The food and drug administration has decided that it will cover E-cigarettes also. This means that companies like Lorillard Inc. (NYSE: LO) may soon be subject to the same rules as normal cigarettes.

As per the plan by the FDA, the $3 billion tobacco market has no rules and regulations concerning E-cigarettes. As a result, there is no age group restriction, no ban on free samples as well as no warning labels on the product.  Health groups have been in arms against these products. They cite advertisements which entice minors and youth to try these products. They also point to the use of sponsorship of youth based events to double their sales in the last two years.

Mitch Zeller, who heads the FDA’s division for tobacco products, stated that their aim is to introduce a scientific and independent agency which will act like a regulator. A number of different manufacturers welcomed the announcement and stated that they were happy to work with the FDA.

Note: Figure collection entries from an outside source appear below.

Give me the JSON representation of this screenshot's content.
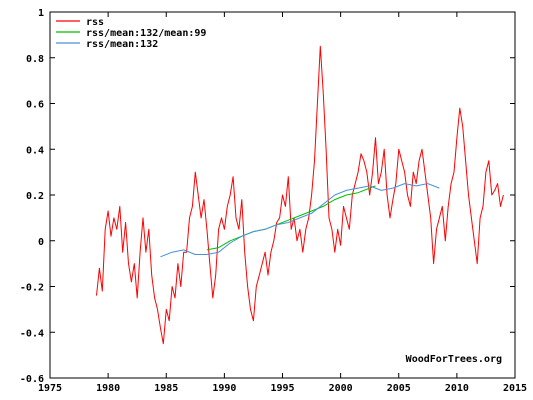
{
  "chart_data": {
    "type": "line",
    "title": "",
    "xlabel": "",
    "ylabel": "",
    "xlim": [
      1975,
      2015
    ],
    "ylim": [
      -0.6,
      1
    ],
    "x_ticks": [
      1975,
      1980,
      1985,
      1990,
      1995,
      2000,
      2005,
      2010,
      2015
    ],
    "x_tick_labels": [
      "1975",
      "1980",
      "1985",
      "1990",
      "1995",
      "2000",
      "2005",
      "2010",
      "2015"
    ],
    "y_ticks": [
      -0.6,
      -0.4,
      -0.2,
      0,
      0.2,
      0.4,
      0.6,
      0.8,
      1
    ],
    "y_tick_labels": [
      "-0.6",
      "-0.4",
      "-0.2",
      "0",
      "0.2",
      "0.4",
      "0.6",
      "0.8",
      "1"
    ],
    "grid": false,
    "legend_position": "top-left",
    "credit": "WoodForTrees.org",
    "series": [
      {
        "name": "rss",
        "color": "#ff0000",
        "x": [
          1979.0,
          1979.25,
          1979.5,
          1979.75,
          1980.0,
          1980.25,
          1980.5,
          1980.75,
          1981.0,
          1981.25,
          1981.5,
          1981.75,
          1982.0,
          1982.25,
          1982.5,
          1982.75,
          1983.0,
          1983.25,
          1983.5,
          1983.75,
          1984.0,
          1984.25,
          1984.5,
          1984.75,
          1985.0,
          1985.25,
          1985.5,
          1985.75,
          1986.0,
          1986.25,
          1986.5,
          1986.75,
          1987.0,
          1987.25,
          1987.5,
          1987.75,
          1988.0,
          1988.25,
          1988.5,
          1988.75,
          1989.0,
          1989.25,
          1989.5,
          1989.75,
          1990.0,
          1990.25,
          1990.5,
          1990.75,
          1991.0,
          1991.25,
          1991.5,
          1991.75,
          1992.0,
          1992.25,
          1992.5,
          1992.75,
          1993.0,
          1993.25,
          1993.5,
          1993.75,
          1994.0,
          1994.25,
          1994.5,
          1994.75,
          1995.0,
          1995.25,
          1995.5,
          1995.75,
          1996.0,
          1996.25,
          1996.5,
          1996.75,
          1997.0,
          1997.25,
          1997.5,
          1997.75,
          1998.0,
          1998.25,
          1998.5,
          1998.75,
          1999.0,
          1999.25,
          1999.5,
          1999.75,
          2000.0,
          2000.25,
          2000.5,
          2000.75,
          2001.0,
          2001.25,
          2001.5,
          2001.75,
          2002.0,
          2002.25,
          2002.5,
          2002.75,
          2003.0,
          2003.25,
          2003.5,
          2003.75,
          2004.0,
          2004.25,
          2004.5,
          2004.75,
          2005.0,
          2005.25,
          2005.5,
          2005.75,
          2006.0,
          2006.25,
          2006.5,
          2006.75,
          2007.0,
          2007.25,
          2007.5,
          2007.75,
          2008.0,
          2008.25,
          2008.5,
          2008.75,
          2009.0,
          2009.25,
          2009.5,
          2009.75,
          2010.0,
          2010.25,
          2010.5,
          2010.75,
          2011.0,
          2011.25,
          2011.5,
          2011.75,
          2012.0,
          2012.25,
          2012.5,
          2012.75,
          2013.0,
          2013.25,
          2013.5,
          2013.75,
          2014.0
        ],
        "y": [
          -0.24,
          -0.12,
          -0.22,
          0.05,
          0.13,
          0.02,
          0.1,
          0.05,
          0.15,
          -0.05,
          0.08,
          -0.1,
          -0.18,
          -0.1,
          -0.25,
          -0.05,
          0.1,
          -0.05,
          0.05,
          -0.15,
          -0.25,
          -0.3,
          -0.38,
          -0.45,
          -0.3,
          -0.35,
          -0.2,
          -0.25,
          -0.1,
          -0.2,
          -0.05,
          -0.05,
          0.1,
          0.15,
          0.3,
          0.2,
          0.1,
          0.18,
          0.05,
          -0.1,
          -0.25,
          -0.15,
          0.05,
          0.1,
          0.05,
          0.15,
          0.2,
          0.28,
          0.1,
          0.05,
          0.18,
          -0.05,
          -0.2,
          -0.3,
          -0.35,
          -0.2,
          -0.15,
          -0.1,
          -0.05,
          -0.15,
          -0.05,
          0.0,
          0.08,
          0.1,
          0.2,
          0.15,
          0.28,
          0.05,
          0.1,
          0.0,
          0.05,
          -0.05,
          0.05,
          0.1,
          0.2,
          0.35,
          0.6,
          0.85,
          0.65,
          0.4,
          0.1,
          0.05,
          -0.05,
          0.05,
          -0.02,
          0.15,
          0.1,
          0.05,
          0.2,
          0.25,
          0.3,
          0.38,
          0.35,
          0.3,
          0.2,
          0.3,
          0.45,
          0.25,
          0.3,
          0.4,
          0.2,
          0.1,
          0.18,
          0.25,
          0.4,
          0.35,
          0.3,
          0.2,
          0.15,
          0.3,
          0.25,
          0.35,
          0.4,
          0.3,
          0.2,
          0.1,
          -0.1,
          0.05,
          0.1,
          0.15,
          0.0,
          0.15,
          0.25,
          0.3,
          0.45,
          0.58,
          0.5,
          0.35,
          0.2,
          0.1,
          0.0,
          -0.1,
          0.1,
          0.15,
          0.3,
          0.35,
          0.2,
          0.22,
          0.25,
          0.15,
          0.2
        ]
      },
      {
        "name": "rss/mean:132/mean:99",
        "color": "#00c000",
        "x": [
          1988.5,
          1989.5,
          1990.5,
          1991.5,
          1992.5,
          1993.5,
          1994.5,
          1995.5,
          1996.5,
          1997.5,
          1998.5,
          1999.5,
          2000.5,
          2001.5,
          2002.5,
          2003.0
        ],
        "y": [
          -0.04,
          -0.03,
          0.0,
          0.02,
          0.04,
          0.05,
          0.07,
          0.09,
          0.11,
          0.13,
          0.15,
          0.18,
          0.2,
          0.21,
          0.23,
          0.24
        ]
      },
      {
        "name": "rss/mean:132",
        "color": "#4a90d9",
        "x": [
          1984.5,
          1985.5,
          1986.5,
          1987.5,
          1988.5,
          1989.5,
          1990.5,
          1991.5,
          1992.5,
          1993.5,
          1994.5,
          1995.5,
          1996.5,
          1997.5,
          1998.5,
          1999.5,
          2000.5,
          2001.5,
          2002.5,
          2003.5,
          2004.5,
          2005.5,
          2006.5,
          2007.5,
          2008.5
        ],
        "y": [
          -0.07,
          -0.05,
          -0.04,
          -0.06,
          -0.06,
          -0.05,
          -0.01,
          0.02,
          0.04,
          0.05,
          0.07,
          0.08,
          0.1,
          0.12,
          0.16,
          0.2,
          0.22,
          0.23,
          0.24,
          0.22,
          0.23,
          0.25,
          0.24,
          0.25,
          0.23
        ]
      }
    ]
  }
}
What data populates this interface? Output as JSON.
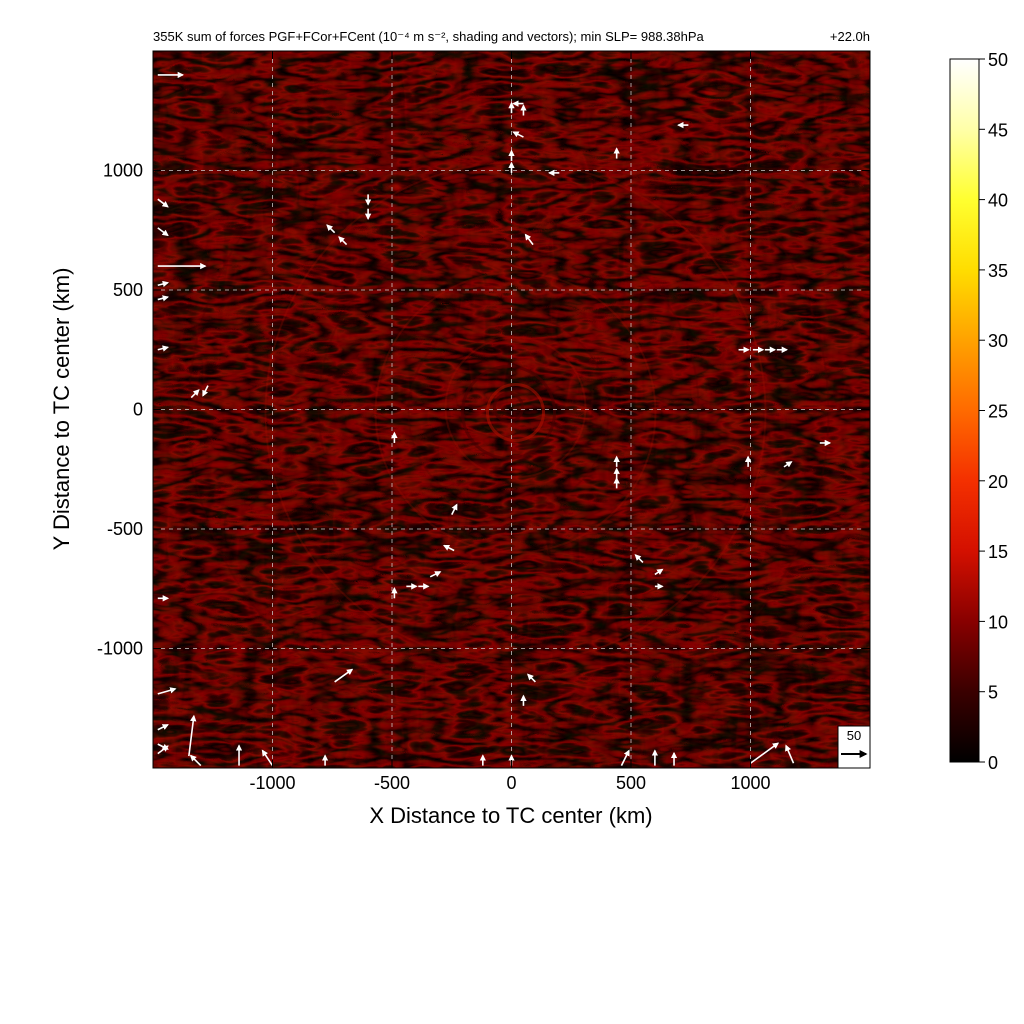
{
  "chart_data": {
    "type": "heatmap",
    "title": "355K sum of forces PGF+FCor+FCent (10⁻⁴ m s⁻², shading and vectors); min SLP= 988.38hPa",
    "time_label": "+22.0h",
    "xlabel": "X Distance to TC center (km)",
    "ylabel": "Y Distance to TC center (km)",
    "xlim": [
      -1500,
      1500
    ],
    "ylim": [
      -1500,
      1500
    ],
    "xticks": [
      -1000,
      -500,
      0,
      500,
      1000
    ],
    "yticks": [
      -1000,
      -500,
      0,
      500,
      1000
    ],
    "grid": true,
    "colorbar": {
      "range": [
        0,
        50
      ],
      "ticks": [
        0,
        5,
        10,
        15,
        20,
        25,
        30,
        35,
        40,
        45,
        50
      ],
      "colors": [
        "#000000",
        "#3a0000",
        "#6e0000",
        "#a00000",
        "#cc1000",
        "#ee3000",
        "#ff6000",
        "#ff9000",
        "#ffc000",
        "#ffe600",
        "#ffff60",
        "#ffffff"
      ]
    },
    "reference_vector": {
      "value": "50"
    },
    "field_colors": {
      "dark": "#080000",
      "mid": "#4a0000",
      "bright": "#b01000"
    },
    "vectors": [
      {
        "x": -1480,
        "y": 1400,
        "u": 50,
        "v": 0
      },
      {
        "x": -1480,
        "y": 600,
        "u": 95,
        "v": 0
      },
      {
        "x": -1480,
        "y": 880,
        "u": 20,
        "v": -15
      },
      {
        "x": -1480,
        "y": 760,
        "u": 20,
        "v": -15
      },
      {
        "x": -1480,
        "y": 520,
        "u": 20,
        "v": 5
      },
      {
        "x": -1480,
        "y": 460,
        "u": 20,
        "v": 5
      },
      {
        "x": -1480,
        "y": 250,
        "u": 20,
        "v": 5
      },
      {
        "x": -1480,
        "y": -790,
        "u": 20,
        "v": 0
      },
      {
        "x": -1480,
        "y": -1190,
        "u": 35,
        "v": 10
      },
      {
        "x": -1480,
        "y": -1340,
        "u": 20,
        "v": 10
      },
      {
        "x": -1480,
        "y": -1400,
        "u": 20,
        "v": -10
      },
      {
        "x": -1480,
        "y": -1440,
        "u": 20,
        "v": 15
      },
      {
        "x": -1350,
        "y": -1450,
        "u": 10,
        "v": 80
      },
      {
        "x": -1300,
        "y": -1490,
        "u": -20,
        "v": 20
      },
      {
        "x": -1140,
        "y": -1490,
        "u": 0,
        "v": 40
      },
      {
        "x": -1000,
        "y": -1490,
        "u": -20,
        "v": 30
      },
      {
        "x": -780,
        "y": -1490,
        "u": 0,
        "v": 20
      },
      {
        "x": -120,
        "y": -1490,
        "u": 0,
        "v": 20
      },
      {
        "x": 0,
        "y": -1490,
        "u": 0,
        "v": 20
      },
      {
        "x": 460,
        "y": -1490,
        "u": 15,
        "v": 30
      },
      {
        "x": 600,
        "y": -1490,
        "u": 0,
        "v": 30
      },
      {
        "x": 680,
        "y": -1490,
        "u": 0,
        "v": 25
      },
      {
        "x": 1000,
        "y": -1480,
        "u": 55,
        "v": 40
      },
      {
        "x": 1180,
        "y": -1480,
        "u": -15,
        "v": 35
      },
      {
        "x": -600,
        "y": 900,
        "u": 0,
        "v": -20
      },
      {
        "x": -600,
        "y": 840,
        "u": 0,
        "v": -20
      },
      {
        "x": -740,
        "y": 740,
        "u": -15,
        "v": 15
      },
      {
        "x": -690,
        "y": 690,
        "u": -15,
        "v": 15
      },
      {
        "x": 0,
        "y": 1240,
        "u": 0,
        "v": 20
      },
      {
        "x": 50,
        "y": 1280,
        "u": -20,
        "v": 0
      },
      {
        "x": 50,
        "y": 1230,
        "u": 0,
        "v": 20
      },
      {
        "x": 50,
        "y": 1140,
        "u": -20,
        "v": 10
      },
      {
        "x": 0,
        "y": 1040,
        "u": 0,
        "v": 20
      },
      {
        "x": 0,
        "y": 990,
        "u": 0,
        "v": 20
      },
      {
        "x": 200,
        "y": 990,
        "u": -20,
        "v": 0
      },
      {
        "x": 440,
        "y": 1050,
        "u": 0,
        "v": 20
      },
      {
        "x": 740,
        "y": 1190,
        "u": -20,
        "v": 0
      },
      {
        "x": 90,
        "y": 690,
        "u": -15,
        "v": 20
      },
      {
        "x": 950,
        "y": 250,
        "u": 20,
        "v": 0
      },
      {
        "x": 1010,
        "y": 250,
        "u": 20,
        "v": 0
      },
      {
        "x": 1060,
        "y": 250,
        "u": 20,
        "v": 0
      },
      {
        "x": 1110,
        "y": 250,
        "u": 20,
        "v": 0
      },
      {
        "x": 1290,
        "y": -140,
        "u": 20,
        "v": 0
      },
      {
        "x": 990,
        "y": -240,
        "u": 0,
        "v": 20
      },
      {
        "x": 1140,
        "y": -240,
        "u": 15,
        "v": 10
      },
      {
        "x": -1270,
        "y": 100,
        "u": -10,
        "v": -20
      },
      {
        "x": -1340,
        "y": 50,
        "u": 15,
        "v": 15
      },
      {
        "x": -490,
        "y": -140,
        "u": 0,
        "v": 20
      },
      {
        "x": 440,
        "y": -240,
        "u": 0,
        "v": 20
      },
      {
        "x": 440,
        "y": -290,
        "u": 0,
        "v": 20
      },
      {
        "x": 440,
        "y": -330,
        "u": 0,
        "v": 20
      },
      {
        "x": -250,
        "y": -440,
        "u": 10,
        "v": 20
      },
      {
        "x": -240,
        "y": -590,
        "u": -20,
        "v": 10
      },
      {
        "x": -340,
        "y": -700,
        "u": 20,
        "v": 10
      },
      {
        "x": -390,
        "y": -740,
        "u": 20,
        "v": 0
      },
      {
        "x": -440,
        "y": -740,
        "u": 20,
        "v": 0
      },
      {
        "x": -490,
        "y": -790,
        "u": 0,
        "v": 20
      },
      {
        "x": 550,
        "y": -640,
        "u": -15,
        "v": 15
      },
      {
        "x": 600,
        "y": -690,
        "u": 15,
        "v": 10
      },
      {
        "x": 600,
        "y": -740,
        "u": 15,
        "v": 0
      },
      {
        "x": 100,
        "y": -1140,
        "u": -15,
        "v": 15
      },
      {
        "x": 50,
        "y": -1240,
        "u": 0,
        "v": 20
      },
      {
        "x": -740,
        "y": -1140,
        "u": 35,
        "v": 25
      }
    ]
  }
}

The merger will create a Big Three Player    

There are reports that the merger between LO and Reynolds American, Inc. (NYSE:RAI) will lead to a consolidation in the tobacco industry. Experts predict that RAI may involve another party in its acquisition plans. As per them, this will help them avoid any regulatory issues that may arise from the merger.

Reports indicate that RAI will look to offload brands like Salem, Winston and Kool. These brands constitute a 5% market share and they may be sold to a company which has a 4% share in the tobacco industry. This three way sale will create an environment which will remain competitive. If this proposed merger goes through, then LO could easily hold a 8% share in the market.